A New Exit Strategy
Comically sad, odd things happen in my church on a regular basis (what we call Dibley Moments named for a flavor similar to the English comedy "Vicar of Dibley"). One of my favorite memories is of a regularly attending new visitor who came dressed in a witch costume for the Sunday closest to Halloween and All Saints, complete with tall, black hat. Some of the more conservative members pierced their lips, crossed their arms and acted as if Lucifer would appear at any moment to claim possession of the property. I knew I loved our rector's wife when she smiled and admonished the judgmental to relax, saying she rather liked the flair with which the visitor pulled it off.
But despite all of our small church, small Southern town eccentric behavior I was shocked by a story that appeared in the St. Petersburg Times about a woman who told her friends at St. Michael the Archangel Catholic Church that she was dying of cancer just to get away from them. This just beat all (as we say Down South).
The woman had attended the church for two years and sang in the choir. She fabricated an illness that lasted 11 months, including hospice updates and a final report of death from her "sister" who planned to ship her body north for a funeral.
It looks to me like she would have been home free but for the fact she attended her own memorial service at the church, identifying herself as her sister.
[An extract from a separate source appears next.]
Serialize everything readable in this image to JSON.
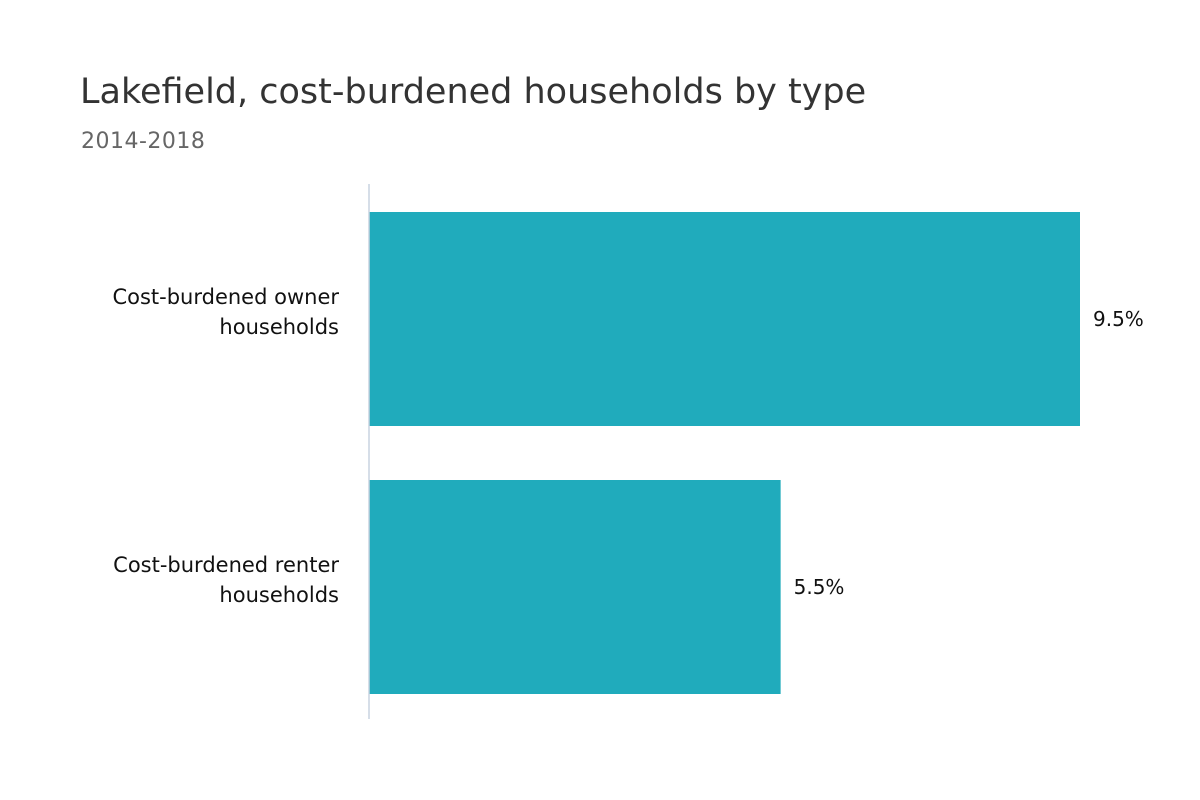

A suspicious choir member contacted the local sheriff who found the woman at home and quite alive. She reported to the sheriff's department that she had attachment problems rooted in childhood trauma which caused her to fake her death to withdraw from the church.
I don't know why - call me curious - but there is a "rest of the story" here we aren't getting. I ponder what it might be as I hum "Fifty Ways to Leave Your Lover" and wonder why she didn't leave well enough alone and skip the memorial service.